Nel nostro caso, la calcinosi pseudotumorale manifestatasi con la comparsa di enormi masse calcifiche metastatiche, ha comportato lo sviluppo di uno stato infiammatorio cronico causa di amiloidosi secondaria con interessamento renale e midollare. A livello cardiaco non è stata rilevata presenza di reperti compatibili con depositi di amiloide mentre l’apparato gastrointestinale non è stato ancora indagato in assenza di sintomi specifici. Inoltre, a causa dell’elevato rischio infettivo, il nostro paziente purtroppo non ha potuto essere candidato a terapia con farmaci biologici diretti a ridurre l’attività delle citochine proinfiammatorie (TNF-alfa, IL-6, IL-1) per arrestare il processo amiloidotico. La compromissione della funzione renale e la sindrome nefrosica non perfettamente controllata hanno giustificato l’avvio del trattamento emodialitico. I risultati raggiunti con la terapia dialitica, grazie al miglior controllo del metabolismo calcio-fosforico con sorprendente e relativamente rapida riduzione delle masse calcifiche, hanno permesso la ripresa della mobilità articolare e delle consuete attività quotidiane, garantendo un significativo miglioramento della qualità di vita.
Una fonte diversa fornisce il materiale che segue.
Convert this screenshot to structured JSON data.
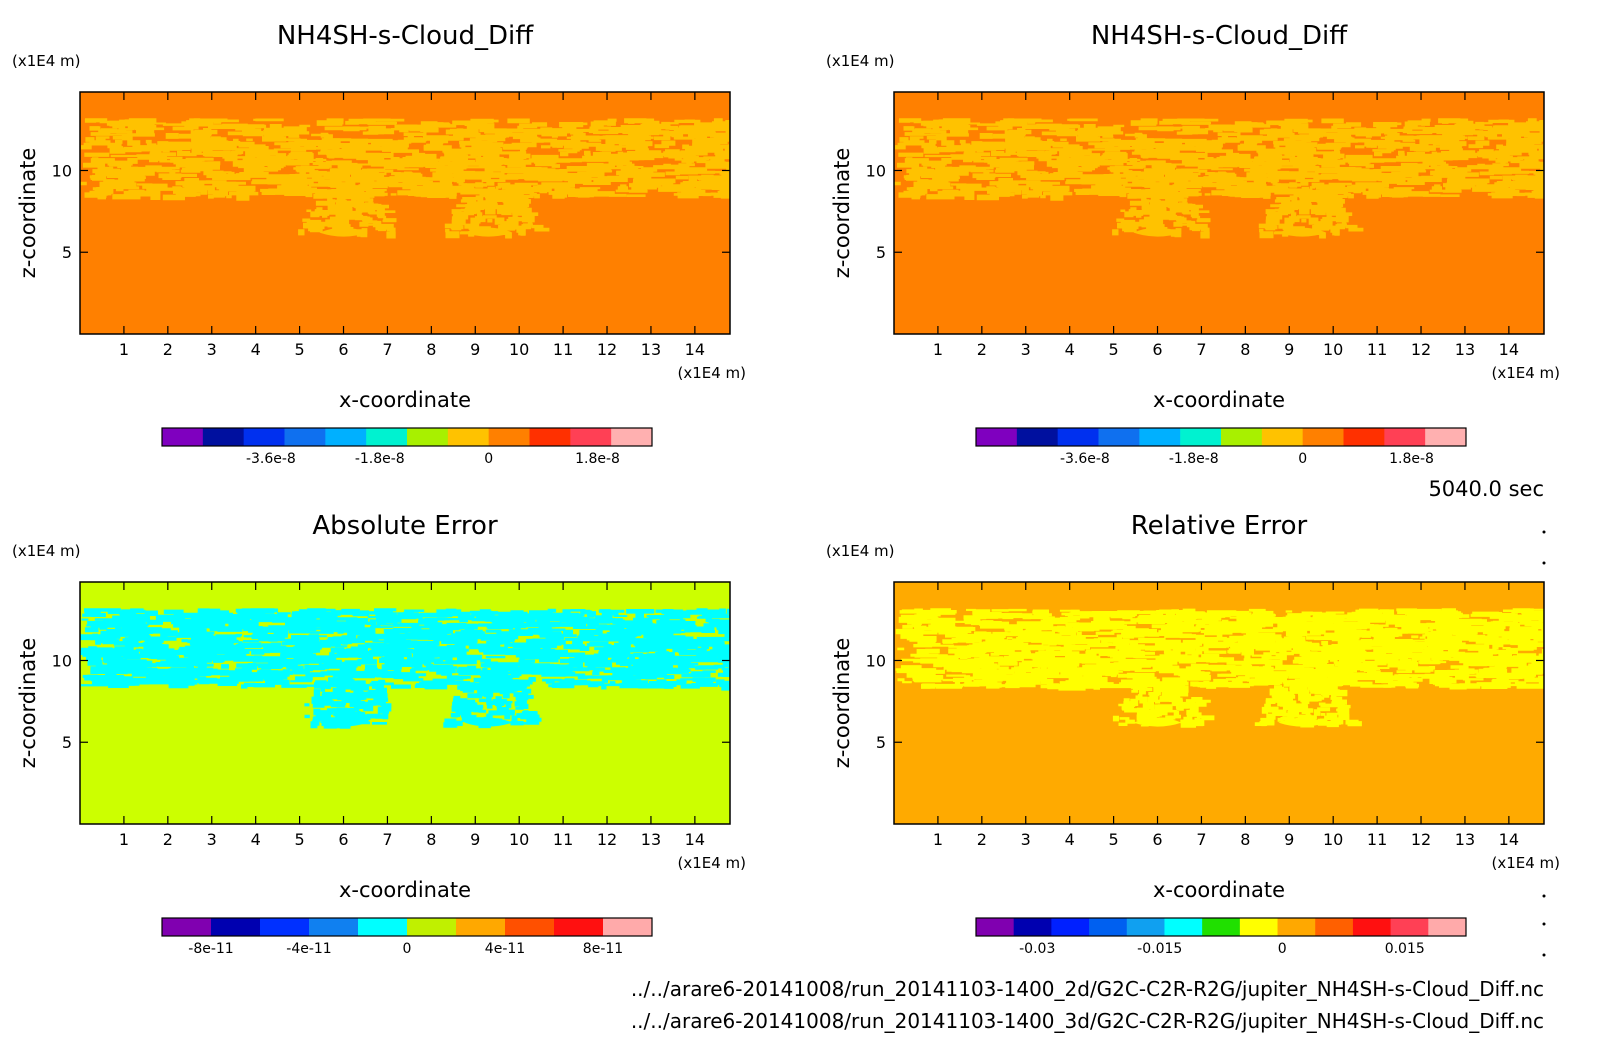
{
  "time_label": "5040.0 sec",
  "footer_paths": [
    "../../arare6-20141008/run_20141103-1400_2d/G2C-C2R-R2G/jupiter_NH4SH-s-Cloud_Diff.nc",
    "../../arare6-20141008/run_20141103-1400_3d/G2C-C2R-R2G/jupiter_NH4SH-s-Cloud_Diff.nc"
  ],
  "chart_data": [
    {
      "type": "heatmap",
      "title": "NH4SH-s-Cloud_Diff",
      "xlabel": "x-coordinate",
      "ylabel": "z-coordinate",
      "x_unit": "(x1E4 m)",
      "y_unit": "(x1E4 m)",
      "xlim": [
        0,
        14.8
      ],
      "ylim": [
        0,
        14.8
      ],
      "x_ticks": [
        1,
        2,
        3,
        4,
        5,
        6,
        7,
        8,
        9,
        10,
        11,
        12,
        13,
        14
      ],
      "y_ticks": [
        5,
        10
      ],
      "colorbar": {
        "colors": [
          "#7f00bf",
          "#00109f",
          "#0030ef",
          "#0f70ef",
          "#00b0ff",
          "#00f2d0",
          "#a8f000",
          "#ffc200",
          "#ff8000",
          "#ff3000",
          "#ff4055",
          "#ffb0b0"
        ],
        "tick_values": [
          -3.6e-08,
          -1.8e-08,
          0,
          1.8e-08
        ],
        "tick_labels": [
          "-3.6e-8",
          "-1.8e-8",
          "0",
          "1.8e-8"
        ],
        "range": [
          -5.4e-08,
          2.7e-08
        ]
      },
      "field": {
        "background_color": "#ff8000",
        "pattern_color": "#ffc200",
        "layer_z": [
          8.5,
          13.2
        ],
        "plumes_x": [
          6.0,
          9.3
        ],
        "plume_base_z": 6.2
      }
    },
    {
      "type": "heatmap",
      "title": "NH4SH-s-Cloud_Diff",
      "xlabel": "x-coordinate",
      "ylabel": "z-coordinate",
      "x_unit": "(x1E4 m)",
      "y_unit": "(x1E4 m)",
      "xlim": [
        0,
        14.8
      ],
      "ylim": [
        0,
        14.8
      ],
      "x_ticks": [
        1,
        2,
        3,
        4,
        5,
        6,
        7,
        8,
        9,
        10,
        11,
        12,
        13,
        14
      ],
      "y_ticks": [
        5,
        10
      ],
      "colorbar": {
        "colors": [
          "#7f00bf",
          "#00109f",
          "#0030ef",
          "#0f70ef",
          "#00b0ff",
          "#00f2d0",
          "#a8f000",
          "#ffc200",
          "#ff8000",
          "#ff3000",
          "#ff4055",
          "#ffb0b0"
        ],
        "tick_values": [
          -3.6e-08,
          -1.8e-08,
          0,
          1.8e-08
        ],
        "tick_labels": [
          "-3.6e-8",
          "-1.8e-8",
          "0",
          "1.8e-8"
        ],
        "range": [
          -5.4e-08,
          2.7e-08
        ]
      },
      "field": {
        "background_color": "#ff8000",
        "pattern_color": "#ffc200",
        "layer_z": [
          8.5,
          13.2
        ],
        "plumes_x": [
          6.0,
          9.3
        ],
        "plume_base_z": 6.2
      }
    },
    {
      "type": "heatmap",
      "title": "Absolute Error",
      "xlabel": "x-coordinate",
      "ylabel": "z-coordinate",
      "x_unit": "(x1E4 m)",
      "y_unit": "(x1E4 m)",
      "xlim": [
        0,
        14.8
      ],
      "ylim": [
        0,
        14.8
      ],
      "x_ticks": [
        1,
        2,
        3,
        4,
        5,
        6,
        7,
        8,
        9,
        10,
        11,
        12,
        13,
        14
      ],
      "y_ticks": [
        5,
        10
      ],
      "colorbar": {
        "colors": [
          "#8000b0",
          "#0000b0",
          "#0030ff",
          "#1080f0",
          "#00ffff",
          "#c0f000",
          "#ffa800",
          "#ff5000",
          "#ff1010",
          "#ffaaaa"
        ],
        "tick_values": [
          -8e-11,
          -4e-11,
          0,
          4e-11,
          8e-11
        ],
        "tick_labels": [
          "-8e-11",
          "-4e-11",
          "0",
          "4e-11",
          "8e-11"
        ],
        "range": [
          -1e-10,
          1e-10
        ]
      },
      "field": {
        "background_color": "#ccff00",
        "pattern_color": "#00ffff",
        "layer_z": [
          8.5,
          13.2
        ],
        "plumes_x": [
          6.0,
          9.3
        ],
        "plume_base_z": 6.2
      }
    },
    {
      "type": "heatmap",
      "title": "Relative Error",
      "xlabel": "x-coordinate",
      "ylabel": "z-coordinate",
      "x_unit": "(x1E4 m)",
      "y_unit": "(x1E4 m)",
      "xlim": [
        0,
        14.8
      ],
      "ylim": [
        0,
        14.8
      ],
      "x_ticks": [
        1,
        2,
        3,
        4,
        5,
        6,
        7,
        8,
        9,
        10,
        11,
        12,
        13,
        14
      ],
      "y_ticks": [
        5,
        10
      ],
      "colorbar": {
        "colors": [
          "#8000b0",
          "#0000b0",
          "#0020ff",
          "#0060f0",
          "#10a0f0",
          "#00ffff",
          "#20e000",
          "#ffff00",
          "#ffa800",
          "#ff6000",
          "#ff1010",
          "#ff4055",
          "#ffaaaa"
        ],
        "tick_values": [
          -0.03,
          -0.015,
          0,
          0.015
        ],
        "tick_labels": [
          "-0.03",
          "-0.015",
          "0",
          "0.015"
        ],
        "range": [
          -0.0375,
          0.0225
        ]
      },
      "field": {
        "background_color": "#ffaa00",
        "pattern_color": "#ffff00",
        "layer_z": [
          8.5,
          13.2
        ],
        "plumes_x": [
          6.0,
          9.3
        ],
        "plume_base_z": 6.2
      }
    }
  ]
}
Purtroppo anche il percorso per il trapianto di rene non sarà verosimilmente un’opzione praticabile sia per il rischio di sovrainfezione delle lesioni, sia per la mancata volontà da parte del paziente. L’eventuale utilizzo di dialisi al solo scopo di controllare i valori di fosforemia potrebbe essere preso in considerazione anche in altri soggetti giovani con masse metastatiche significative al fine di prevenire lo sviluppo di infiammazione cronica con conseguente amiloidosi e compromissione di organi quali cuore e apparato gastrointestinale per i quali, al momento, non vi è possibilità di intervento terapeutico.